Pourquoi les marchés peuvent acclamer toute faiblesse dans le rapport des emplois

Jim Bourg | Reuters

Les travailleurs de la construction déposent du tapis sur une rampe entre les bureaux de l’aile ouest et la colonnade de la Maison-Blanche.

On s’attend à ce que l’embauche de juin soit forte, mais les marchés pourraient trouver un certain soulagement si le rapport sur l’emploi de vendredi contient un nombre plus faible d’emplois et une croissance molle des salaires.

La raison en est que la soi-disant courbe des taux inquiète tranquillement le marché, ce qui soulève des inquiétudes sur le fait que la Fed va trop vite et que l’économie ne sera pas assez forte pour bien d’autres hausses de taux.

Dans ce cas, la courbe de rendement est l’écart entre le rendement du Trésor à 2 ans et celui du Trésor à 10 ans, à 28 points de base vendredi matin, son plus bas niveau en 11 ans. Bien que la plupart du temps, le marché obligataire soit surveillé, la courbe des rendements est largement surveillée sur les marchés et attire de plus en plus l’attention sur le marché boursier.

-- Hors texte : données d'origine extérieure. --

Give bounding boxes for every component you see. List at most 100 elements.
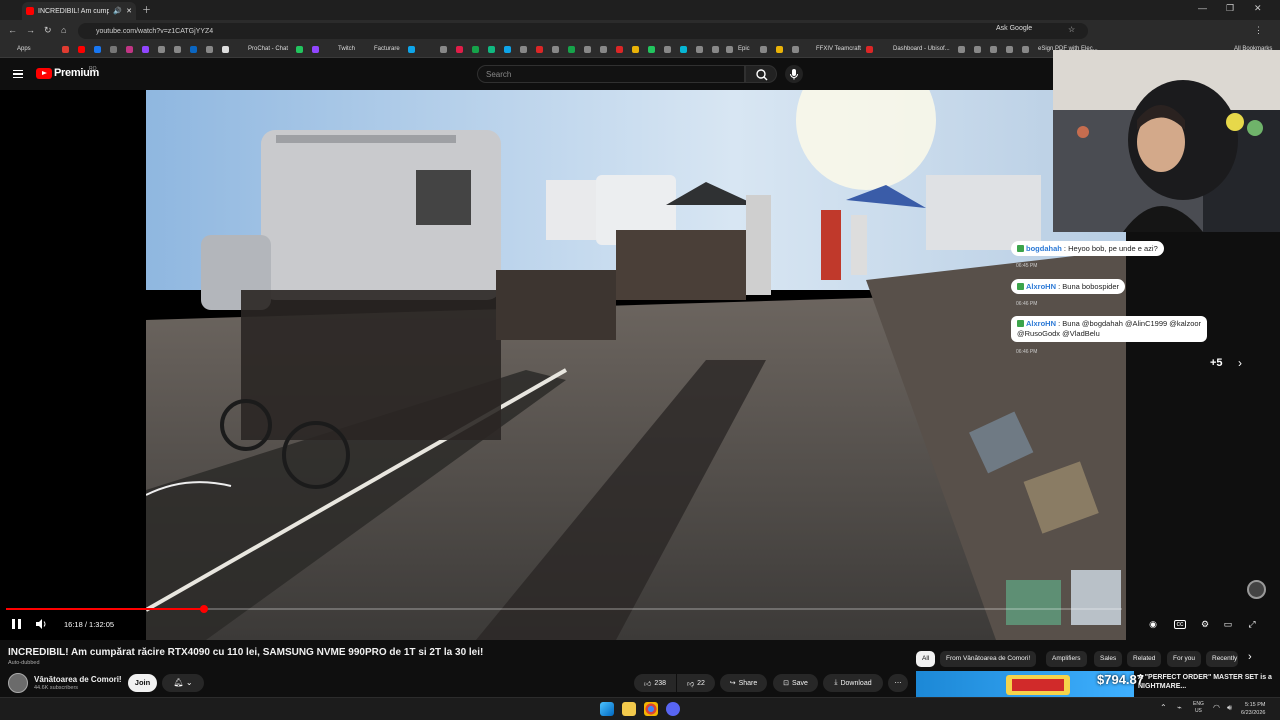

L’aplatissement de la courbe est perçu par certains comme une mise en garde contre la faiblesse économique à venir, mais les traders la perçoivent également comme un signe avant-coureur que la Fed pourrait aller trop vite et provoquer une récession.

L’aplatissement se rapproche également d’une inversion – qui se produit lorsque le rendement à court terme, ou le 2 ans, augmente au-dessus du rendement de la sécurité à long terme, ou le 10 ans. Cela a été un indicateur fiable d’une récession.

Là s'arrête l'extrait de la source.